How about you don’t tell me what I’m going to say in response to you, and then you don’t argue with yourself?
What I’ll actually say is that you appear to have decided that she got what she deserved, and everything you’re arguing is post-facto reasoning to rationalize the decision you’ve already made.
I might as well have a discussion with a volleyball.
Exactly. And I'll add that a private conversation is one thing. A conversation had in the middle of a crowd is another. And it's another still when that crowd is at a convention with a code of conduct and the conversation violates it.
I think the article mentions how in the good old days, conventions didn't have (or need) codes of conduct and a politically correct squad on standby to escort people out of the building if they made innocuous jokes that anyone turning on the TV to watch a sitcom gets peppered with (followed by laugh tapes to make sure people understand that it was supposed to be funny).
What was said code of conduct? Saying things in a certain tone of voice is not allowed? Referring to a dongle as being big is not allowed? Their claimed violation was all very up for debate TBF.
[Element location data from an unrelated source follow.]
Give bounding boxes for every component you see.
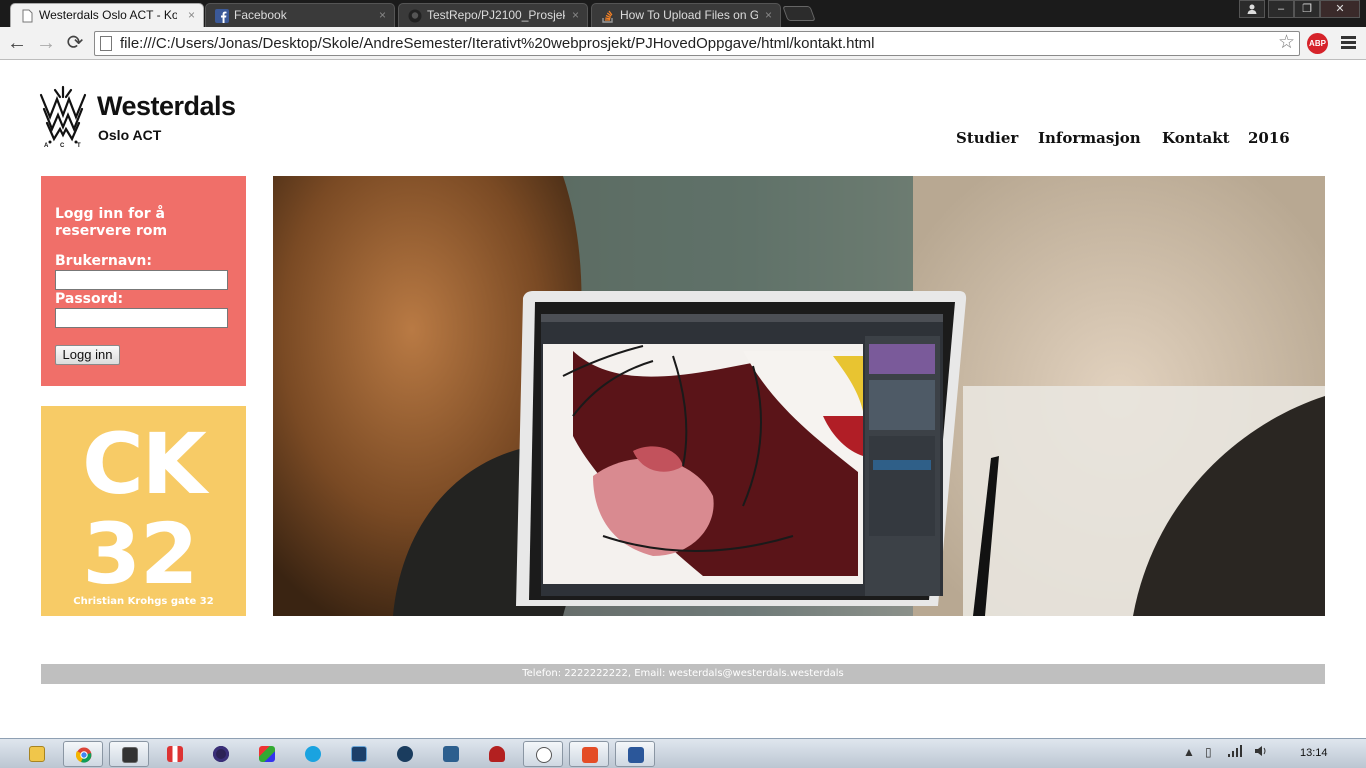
skype-icon[interactable]	[293, 741, 333, 767]
nav-link-2016[interactable]: 2016	[1248, 129, 1290, 147]
terminal-icon[interactable]	[109, 741, 149, 767]
close-icon[interactable]: ×	[188, 4, 195, 26]
page-icon	[20, 8, 34, 23]
ck-address: Christian Krohgs gate 32	[73, 596, 214, 607]
web-page: A C T Westerdals Oslo ACT Studier Inform…	[0, 61, 1366, 738]
tab-title: Facebook	[234, 8, 287, 22]
brand-name: Westerdals	[97, 91, 236, 121]
svg-text:A: A	[44, 143, 49, 149]
tab-title: How To Upload Files on G	[620, 8, 758, 22]
password-input[interactable]	[55, 308, 228, 328]
browser-tab-bar: Westerdals Oslo ACT - Kontakt × Facebook…	[0, 0, 1366, 27]
action-center-icon[interactable]: ▯	[1205, 745, 1212, 759]
back-button[interactable]: ←	[5, 31, 29, 55]
forward-button[interactable]: →	[34, 31, 58, 55]
unity-icon[interactable]	[339, 741, 379, 767]
brand-subtitle: Oslo ACT	[98, 127, 162, 143]
hero-image-laptop-drawing	[273, 176, 1325, 616]
password-label: Passord:	[55, 291, 124, 307]
login-panel: Logg inn for å reservere rom Brukernavn:…	[41, 176, 246, 386]
show-hidden-icons-icon[interactable]: ▲	[1183, 745, 1195, 759]
reload-button[interactable]: ⟳	[63, 31, 87, 55]
popcorn-icon[interactable]	[155, 741, 195, 767]
close-window-button[interactable]: ✕	[1320, 0, 1360, 18]
system-clock[interactable]: 13:14	[1300, 747, 1328, 759]
facebook-icon	[215, 8, 229, 23]
chrome-menu-icon[interactable]	[1341, 36, 1356, 50]
contact-footer: Telefon: 2222222222, Email: westerdals@w…	[41, 664, 1325, 684]
svg-text:T: T	[77, 143, 81, 149]
tab-testrepo[interactable]: TestRepo/PJ2100_Prosjekt ×	[398, 3, 588, 27]
network-icon[interactable]	[431, 741, 471, 767]
bookmark-star-icon[interactable]: ☆	[1278, 32, 1295, 54]
chrome-icon[interactable]	[63, 741, 103, 767]
close-icon[interactable]: ×	[379, 4, 386, 26]
browser-toolbar: ← → ⟳ file:///C:/Users/Jonas/Desktop/Sko…	[0, 27, 1366, 60]
minimize-button[interactable]: –	[1268, 0, 1294, 18]
login-button[interactable]: Logg inn	[55, 345, 120, 365]
steam-icon[interactable]	[385, 741, 425, 767]
close-icon[interactable]: ×	[765, 4, 772, 26]
paint-icon[interactable]	[247, 741, 287, 767]
username-label: Brukernavn:	[55, 253, 152, 269]
nav-link-kontakt[interactable]: Kontakt	[1162, 129, 1230, 147]
adblock-plus-icon[interactable]: ABP	[1307, 33, 1328, 54]
tab-upload-files[interactable]: How To Upload Files on G ×	[591, 3, 781, 27]
signal-strength-icon[interactable]	[1228, 745, 1244, 760]
lock-icon[interactable]	[477, 741, 517, 767]
explorer-icon[interactable]	[17, 741, 57, 767]
nav-link-informasjon[interactable]: Informasjon	[1038, 129, 1141, 147]
html5-icon[interactable]	[569, 741, 609, 767]
url-text[interactable]: file:///C:/Users/Jonas/Desktop/Skole/And…	[120, 32, 875, 55]
site-logo[interactable]: A C T Westerdals Oslo ACT	[38, 85, 248, 149]
svg-text:C: C	[60, 143, 65, 149]
maximize-button[interactable]: ❐	[1294, 0, 1320, 18]
ck-text: CK	[82, 415, 207, 513]
login-title: Logg inn for å reservere rom	[55, 206, 168, 239]
eclipse-icon[interactable]	[201, 741, 241, 767]
tab-title: Westerdals Oslo ACT - Kontakt	[39, 8, 177, 22]
stackoverflow-icon	[601, 8, 615, 23]
inkscape-icon[interactable]	[523, 741, 563, 767]
new-tab-button[interactable]	[782, 6, 816, 21]
username-input[interactable]	[55, 270, 228, 290]
word-icon[interactable]	[615, 741, 655, 767]
tab-westerdals-kontakt[interactable]: Westerdals Oslo ACT - Kontakt ×	[10, 3, 204, 27]
tab-facebook[interactable]: Facebook ×	[205, 3, 395, 27]
ck32-address-box: CK 32 Christian Krohgs gate 32	[41, 406, 246, 616]
tab-title: TestRepo/PJ2100_Prosjekt	[427, 8, 565, 22]
ck-number: 32	[82, 505, 199, 603]
nav-link-studier[interactable]: Studier	[956, 129, 1018, 147]
westerdals-emblem-icon: A C T	[39, 85, 87, 149]
user-icon[interactable]	[1239, 0, 1265, 18]
address-bar[interactable]: file:///C:/Users/Jonas/Desktop/Skole/And…	[94, 31, 1300, 56]
volume-icon[interactable]	[1254, 745, 1268, 760]
windows-taskbar: ▲ ▯ 13:14	[0, 738, 1366, 768]
close-icon[interactable]: ×	[572, 4, 579, 26]
page-icon	[100, 36, 112, 51]
github-icon	[408, 8, 422, 23]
In particular, I think this was the part that was violated: "All communication should be appropriate for a professional audience including people of many different backgrounds. Sexual language and imagery is not appropriate for any conference venue, including talks."
The jokes were about forking and big dongles; they were obvious sexual references. The maker of the joke, the overhearer, and the people running the conference all agreed that it was a code of conduct violation, so there's nothing really up for debate about that.
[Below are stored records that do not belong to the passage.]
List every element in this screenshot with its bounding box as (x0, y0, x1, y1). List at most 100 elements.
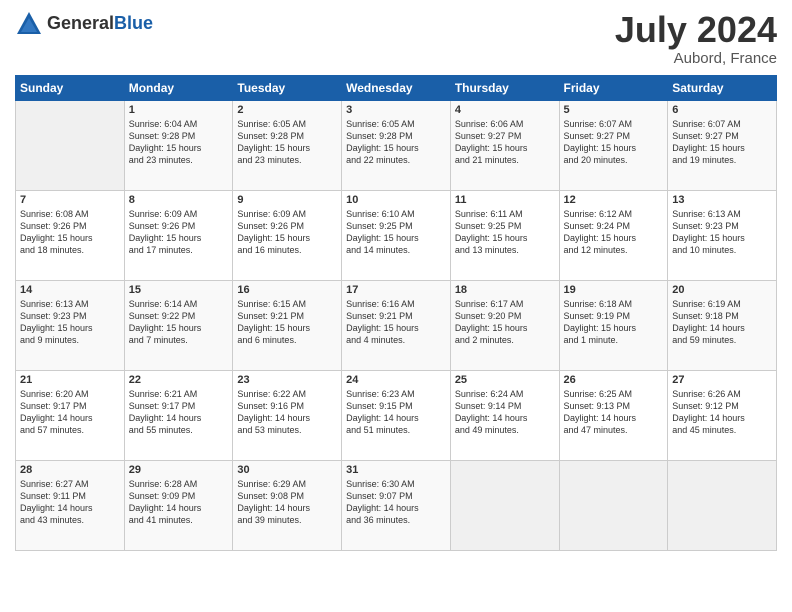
day-number: 21 (20, 374, 120, 386)
calendar-cell: 1 Sunrise: 6:04 AM Sunset: 9:28 PM Daylig… (124, 100, 233, 190)
logo-blue: Blue (114, 14, 153, 34)
cell-info: Sunrise: 6:28 AM Sunset: 9:09 PM Dayligh… (129, 478, 229, 527)
cell-info: Sunrise: 6:10 AM Sunset: 9:25 PM Dayligh… (346, 208, 446, 257)
day-number: 3 (346, 104, 446, 116)
day-number: 2 (237, 104, 337, 116)
calendar-cell: 18 Sunrise: 6:17 AM Sunset: 9:20 PM Dayli… (450, 280, 559, 370)
calendar-cell: 19Sunrise: 6:18 AM Sunset: 9:19 PM Dayli… (559, 280, 668, 370)
cell-info: Sunrise: 6:24 AM Sunset: 9:14 PM Dayligh… (455, 388, 555, 437)
calendar-cell: 15 Sunrise: 6:14 AM Sunset: 9:22 PM Dayli… (124, 280, 233, 370)
calendar-cell: 24 Sunrise: 6:23 AM Sunset: 9:15 PM Dayli… (342, 370, 451, 460)
calendar-cell: 14 Sunrise: 6:13 AM Sunset: 9:23 PM Dayli… (16, 280, 125, 370)
calendar-cell: 8 Sunrise: 6:09 AM Sunset: 9:26 PM Daylig… (124, 190, 233, 280)
cell-info: Sunrise: 6:11 AM Sunset: 9:25 PM Dayligh… (455, 208, 555, 257)
weekday-header-row: SundayMondayTuesdayWednesdayThursdayFrid… (16, 75, 777, 100)
day-number: 19 (564, 284, 664, 296)
calendar-cell (668, 460, 777, 550)
calendar-cell (450, 460, 559, 550)
cell-info: Sunrise: 6:07 AM Sunset: 9:27 PM Dayligh… (564, 118, 664, 167)
cell-info: Sunrise: 6:07 AM Sunset: 9:27 PM Dayligh… (672, 118, 772, 167)
day-number: 6 (672, 104, 772, 116)
calendar-cell: 31 Sunrise: 6:30 AM Sunset: 9:07 PM Dayli… (342, 460, 451, 550)
title-block: July 2024 Aubord, France (615, 10, 777, 67)
day-number: 18 (455, 284, 555, 296)
calendar-cell: 11 Sunrise: 6:11 AM Sunset: 9:25 PM Dayli… (450, 190, 559, 280)
cell-info: Sunrise: 6:04 AM Sunset: 9:28 PM Dayligh… (129, 118, 229, 167)
calendar-cell: 12 Sunrise: 6:12 AM Sunset: 9:24 PM Dayli… (559, 190, 668, 280)
calendar-cell: 13 Sunrise: 6:13 AM Sunset: 9:23 PM Dayli… (668, 190, 777, 280)
day-number: 9 (237, 194, 337, 206)
cell-info: Sunrise: 6:06 AM Sunset: 9:27 PM Dayligh… (455, 118, 555, 167)
calendar-cell: 26 Sunrise: 6:25 AM Sunset: 9:13 PM Dayli… (559, 370, 668, 460)
logo: General Blue (15, 10, 153, 38)
cell-info: Sunrise: 6:15 AM Sunset: 9:21 PM Dayligh… (237, 298, 337, 347)
cell-info: Sunrise: 6:21 AM Sunset: 9:17 PM Dayligh… (129, 388, 229, 437)
location: Aubord, France (615, 50, 777, 67)
cell-info: Sunrise: 6:05 AM Sunset: 9:28 PM Dayligh… (237, 118, 337, 167)
calendar-cell: 22 Sunrise: 6:21 AM Sunset: 9:17 PM Dayli… (124, 370, 233, 460)
cell-info: Sunrise: 6:17 AM Sunset: 9:20 PM Dayligh… (455, 298, 555, 347)
day-number: 17 (346, 284, 446, 296)
day-number: 11 (455, 194, 555, 206)
day-number: 14 (20, 284, 120, 296)
cell-info: Sunrise: 6:12 AM Sunset: 9:24 PM Dayligh… (564, 208, 664, 257)
calendar-week-row: 1 Sunrise: 6:04 AM Sunset: 9:28 PM Daylig… (16, 100, 777, 190)
day-number: 20 (672, 284, 772, 296)
weekday-header: Sunday (16, 75, 125, 100)
calendar-cell: 20 Sunrise: 6:19 AM Sunset: 9:18 PM Dayli… (668, 280, 777, 370)
calendar-week-row: 28 Sunrise: 6:27 AM Sunset: 9:11 PM Dayli… (16, 460, 777, 550)
cell-info: Sunrise: 6:14 AM Sunset: 9:22 PM Dayligh… (129, 298, 229, 347)
cell-info: Sunrise: 6:05 AM Sunset: 9:28 PM Dayligh… (346, 118, 446, 167)
cell-info: Sunrise: 6:27 AM Sunset: 9:11 PM Dayligh… (20, 478, 120, 527)
day-number: 7 (20, 194, 120, 206)
day-number: 27 (672, 374, 772, 386)
day-number: 4 (455, 104, 555, 116)
calendar-cell (559, 460, 668, 550)
cell-info: Sunrise: 6:13 AM Sunset: 9:23 PM Dayligh… (672, 208, 772, 257)
calendar-week-row: 14 Sunrise: 6:13 AM Sunset: 9:23 PM Dayli… (16, 280, 777, 370)
weekday-header: Saturday (668, 75, 777, 100)
day-number: 1 (129, 104, 229, 116)
cell-info: Sunrise: 6:09 AM Sunset: 9:26 PM Dayligh… (237, 208, 337, 257)
day-number: 22 (129, 374, 229, 386)
cell-info: Sunrise: 6:25 AM Sunset: 9:13 PM Dayligh… (564, 388, 664, 437)
calendar-table: SundayMondayTuesdayWednesdayThursdayFrid… (15, 75, 777, 551)
calendar-cell (16, 100, 125, 190)
cell-info: Sunrise: 6:29 AM Sunset: 9:08 PM Dayligh… (237, 478, 337, 527)
day-number: 29 (129, 464, 229, 476)
cell-info: Sunrise: 6:30 AM Sunset: 9:07 PM Dayligh… (346, 478, 446, 527)
calendar-cell: 29 Sunrise: 6:28 AM Sunset: 9:09 PM Dayli… (124, 460, 233, 550)
calendar-cell: 10Sunrise: 6:10 AM Sunset: 9:25 PM Dayli… (342, 190, 451, 280)
weekday-header: Thursday (450, 75, 559, 100)
day-number: 8 (129, 194, 229, 206)
day-number: 13 (672, 194, 772, 206)
calendar-cell: 17Sunrise: 6:16 AM Sunset: 9:21 PM Dayli… (342, 280, 451, 370)
calendar-cell: 16 Sunrise: 6:15 AM Sunset: 9:21 PM Dayli… (233, 280, 342, 370)
cell-info: Sunrise: 6:09 AM Sunset: 9:26 PM Dayligh… (129, 208, 229, 257)
day-number: 31 (346, 464, 446, 476)
calendar-cell: 4 Sunrise: 6:06 AM Sunset: 9:27 PM Daylig… (450, 100, 559, 190)
cell-info: Sunrise: 6:13 AM Sunset: 9:23 PM Dayligh… (20, 298, 120, 347)
day-number: 12 (564, 194, 664, 206)
calendar-cell: 23Sunrise: 6:22 AM Sunset: 9:16 PM Dayli… (233, 370, 342, 460)
day-number: 15 (129, 284, 229, 296)
day-number: 24 (346, 374, 446, 386)
calendar-cell: 27 Sunrise: 6:26 AM Sunset: 9:12 PM Dayli… (668, 370, 777, 460)
cell-info: Sunrise: 6:22 AM Sunset: 9:16 PM Dayligh… (237, 388, 337, 437)
cell-info: Sunrise: 6:19 AM Sunset: 9:18 PM Dayligh… (672, 298, 772, 347)
logo-icon (15, 10, 43, 38)
logo-general: General (47, 14, 114, 34)
weekday-header: Tuesday (233, 75, 342, 100)
day-number: 5 (564, 104, 664, 116)
cell-info: Sunrise: 6:26 AM Sunset: 9:12 PM Dayligh… (672, 388, 772, 437)
day-number: 26 (564, 374, 664, 386)
weekday-header: Monday (124, 75, 233, 100)
calendar-cell: 7Sunrise: 6:08 AM Sunset: 9:26 PM Daylig… (16, 190, 125, 280)
calendar-week-row: 21 Sunrise: 6:20 AM Sunset: 9:17 PM Dayli… (16, 370, 777, 460)
cell-info: Sunrise: 6:23 AM Sunset: 9:15 PM Dayligh… (346, 388, 446, 437)
day-number: 16 (237, 284, 337, 296)
day-number: 25 (455, 374, 555, 386)
month-year: July 2024 (615, 10, 777, 50)
cell-info: Sunrise: 6:20 AM Sunset: 9:17 PM Dayligh… (20, 388, 120, 437)
day-number: 28 (20, 464, 120, 476)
That you don't understand why these codes were created or what practical benefit they have means little other that you haven't taken the time to learn anything before opening your mouth.
Apparently the reference to "forking" and "dongles" could be considered sexual, if you squint enough. Never mind that it was a private conversation and Richards wasn't a part of it - she needed to get her outrage quota for the day so she photographed the jokers and tweeted it to tens of thousands of people with her martyrdom narrative appended.
I think the problem with the whole event in the end was that people don't think too highly of other people's privacy anymore - posting someone's picture or even using someone's real name on the internet was unheard of and Not Done ten years ago, nowadays people just do it because IDK, they haven't gotten their required 100 tweets / day yet or something.
In that very article I linked to she points out that it was his employer that fired him, apparently because loudly making rude jokes at a conference while representing them was considered the last straw.
Have you ever complained about any employee at any time for any reason? Does that make you an uncivilized beast?
She got a man fired over a private conversation. One of the rules of civilized behavior is that you don't do that.
Briefly ignoring both that she did not "get [him] fired" and that your definition of "private conversation" apparently extends to "conversation in a public place that others can easily hear", there are plenty of obvious situations in which a private conversation can and should result in consequences (sexual harassment and threats being clear examples).
Your position on the rules of civilized behavior is incoherent.
She didn't get the man fired, mainstream values got the man fired. In retaliation the hacker community did the same thing and got her fired. Sadly individuals will always get hurt when ideologies clashes.
You seem very sure about when Adria Richards (the lady involved in "donglegate") "tried" to join the nerd community. And yet you're wrong.
Here's a partial bio from a recent article:
"She was introverted, smart, and "weird" (according to the other kids)—a burgeoning nerd.
By age 17, she'd fallen in love with computers. A year later, she was working at Geeksquad, employee #26, and she absorbed everything she could about hardware, operating systems, and networks. That summer, she registered her first domain name for a client for whom she was building a website, and learned about DNS. She buried herself in books and scoured websites, learning new things and trying them out, relying on friends whose parents had more resources to get access to hardware."